Trump Putting Prayer Back in School


In his State of the Union speech on Tuesday, President Trump said one of his goal was to put prayer back into schools. President Trump first announced his intent to protect a student’s right to pray in school in the Oval Office on January 16th, which was National Religious Freedom Day.

The 1st Amendment’s guarantee of freedom of religion has been limited by the
Supreme Court as a result of several rulings involving school prayer. The court rulings were based on the Establishment Clause of the very same amendment.

Although the Bill of Rights states that “Congress shall make no laws respecting the establishment of religion,” it also states in the same sentence that Congress shall make no laws “prohibiting the free exercise thereof.” Those two seemingly contradictory statements have been the source of many Supreme Court rulings regarding school prayer and Bible reading in schools.

Engel v Vitale was a 1962 ruling stating it was unconstitutional for state officials to compose an official school prayer and encourage its recitation in public schools.

In writing the dissenting opinion, Justice Potter Stewart wrote, “I think the Court has misapplied a great constitutional principle. I cannot see how an ‘official religion’ is established by letting those who want to say a prayer say it. On the contrary, I think that to deny the wish of these school children to join in reciting this prayer is to deny them the opportunity of sharing in the spiritual heritage of our Nation.” He noted that the Supreme Court opened its sessions with prayer.

Abington School District v Schempp was a 1963 ruling stating that school-sponsored Bible reading in public school was unconstitutional. Justice Potter Stewart was again the lone dissenting vote.

In a related 1st Amendment case, Tinker v Des Moines was a 1969 ruling on the free speech rights of students where the majority opinion stated, “It can hardly be argued that either students or teachers shed their constitutional rights to freedom of speech or expression at the schoolhouse gate.”

The 1971 Lemon v Kurtzman case was an 8-1 ruling stating that Pennsylvania’s public school’s reimbursement to private schools (Catholic) for teacher salaries was unconstitutional.

It resulted in the “Lemon Test,” named for the plaintiff, detailing legislation regarding religion. It has three benchmarks – 1) The statute must have a secular legislative purpose; 2) The primary effect must neither advance nor inhibit religion; and 3) The statute must not result in an “excessive government entanglement.” The Supreme Court has used the Lemon Test in other court cases.

Wallace v Jaffree was a 1985 ruling on an Alabama law that authorized teachers to set aside one minute at the start of each school day for a moment of “meditation or voluntary prayer.”
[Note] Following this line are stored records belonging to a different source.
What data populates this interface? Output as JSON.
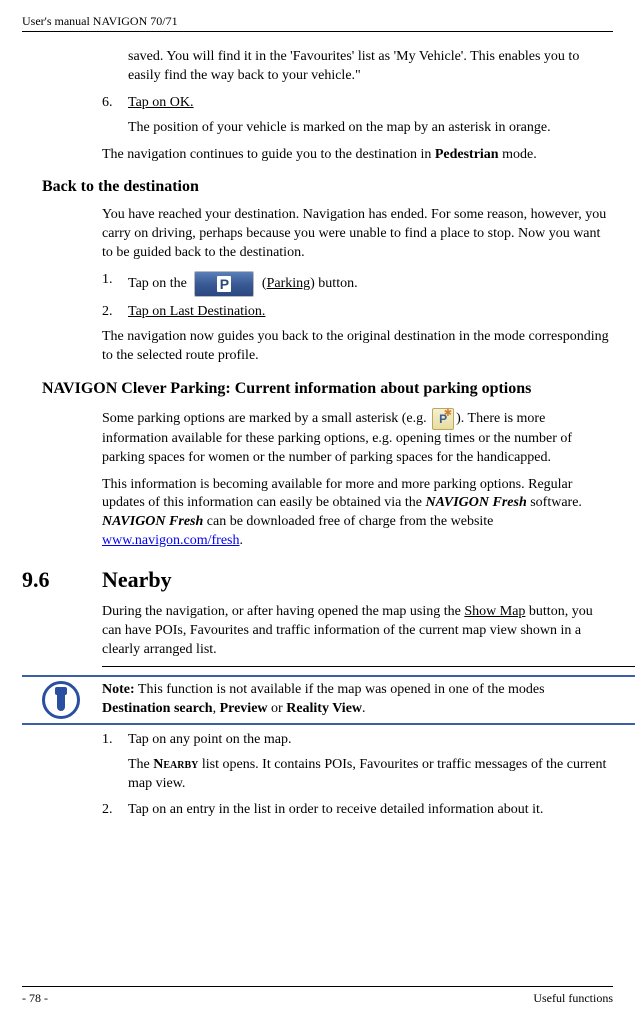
{
  "header": {
    "title": "User's manual NAVIGON 70/71"
  },
  "main": {
    "p_saved": "saved. You will find it in the 'Favourites' list as 'My Vehicle'. This enables you to easily find the way back to your vehicle.\"",
    "step6_num": "6.",
    "step6_text": "Tap on OK.",
    "p_position": "The position of your vehicle is marked on the map by an asterisk in orange.",
    "p_nav_cont_a": "The navigation continues to guide you to the destination in ",
    "p_nav_cont_bold": "Pedestrian",
    "p_nav_cont_b": " mode.",
    "h2_back": "Back to the destination",
    "p_back1": "You have reached your destination. Navigation has ended. For some reason, however, you carry on driving, perhaps because you were unable to find a place to stop. Now you want to be guided back to the destination.",
    "back_step1_num": "1.",
    "back_step1_pre": "Tap on the ",
    "back_step1_mid": " (",
    "back_step1_link": "Parking",
    "back_step1_post": ") button.",
    "back_step2_num": "2.",
    "back_step2_text": "Tap on Last Destination.",
    "p_back2": "The navigation now guides you back to the original destination in the mode corresponding to the selected route profile.",
    "h2_clever": "NAVIGON Clever Parking: Current information about parking options",
    "p_clever1_a": "Some parking options are marked by a small asterisk (e.g. ",
    "p_clever1_b": "). There is more information available for these parking options, e.g. opening times or the number of parking spaces for women or the number of parking spaces for the handicapped.",
    "p_clever2_a": "This information is becoming available for more and more parking options. Regular updates of this information can easily be obtained via the ",
    "p_clever2_b": "NAVIGON Fresh",
    "p_clever2_c": " software. ",
    "p_clever2_d": "NAVIGON Fresh",
    "p_clever2_e": " can be downloaded free of charge from the website ",
    "p_clever2_link": "www.navigon.com/fresh",
    "p_clever2_f": ".",
    "section_num": "9.6",
    "section_title": "Nearby",
    "p_nearby_a": "During the navigation, or after having opened the map using the ",
    "p_nearby_link": "Show Map",
    "p_nearby_b": " button, you can have POIs, Favourites and traffic information of the current map view shown in a clearly arranged list.",
    "note_bold": "Note:",
    "note_a": " This function is not available if the map was opened in one of the modes ",
    "note_b1": "Destination search",
    "note_c": ", ",
    "note_b2": "Preview",
    "note_d": " or ",
    "note_b3": "Reality View",
    "note_e": ".",
    "nb_step1_num": "1.",
    "nb_step1_text": "Tap on any point on the map.",
    "p_nearby2_a": "The ",
    "p_nearby2_sc": "Nearby",
    "p_nearby2_b": " list opens. It contains POIs, Favourites or traffic messages of the current map view.",
    "nb_step2_num": "2.",
    "nb_step2_text": "Tap on an entry in the list in order to receive detailed information about it."
  },
  "footer": {
    "page": "- 78 -",
    "section": "Useful functions"
  }
}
Chief Justice Warren Burger wrote the dissenting opinion. He stated that mentioning the word “prayer” does not promote a religion. Just as Justice Potter cited in his dissent to the 1962 Engel v Vitale ruling, Burger also noted that the opening of Congress and the Supreme Court started with a prayer by a publically funded chaplain.

The Freedom From Religion Foundation (FFRF) promotes the separation of church and state. The non-profit organization was co-founded by Anne Nicol Gaylor in 1976. Gaylor, who died in 2015 at age 88, was an American atheist and reproductive rights advocate. She authored the book, “Abortion Is A Blessing.”

In 2014, Ron Reagan, son the late president Ronald Reagan, appeared in a commercial asking for support for the FFRF. The foundation works to remove any semblance of religion from all public and government places, including schools.

The FFRF filed suit against the government in 2008 over the statute establishing the National Day of Prayer, which was started by President Truman in 1952. In 2010, a federal judge ruled it unconstitutional, but in 2011 the Seventh Circuit Court of Appeals dismissed FFRF’s challenge to the National Day of Prayer because the organization didn’t have standing to challenge it. The National Day of Prayer is on May 7th.

So it was on National Religious Freedom Day last month, at the State of the Union Address on Tuesday, and again at the National Prayer Breakfast this morning that President Trump announced his plan to protect a student’s right to pray in school. Amen!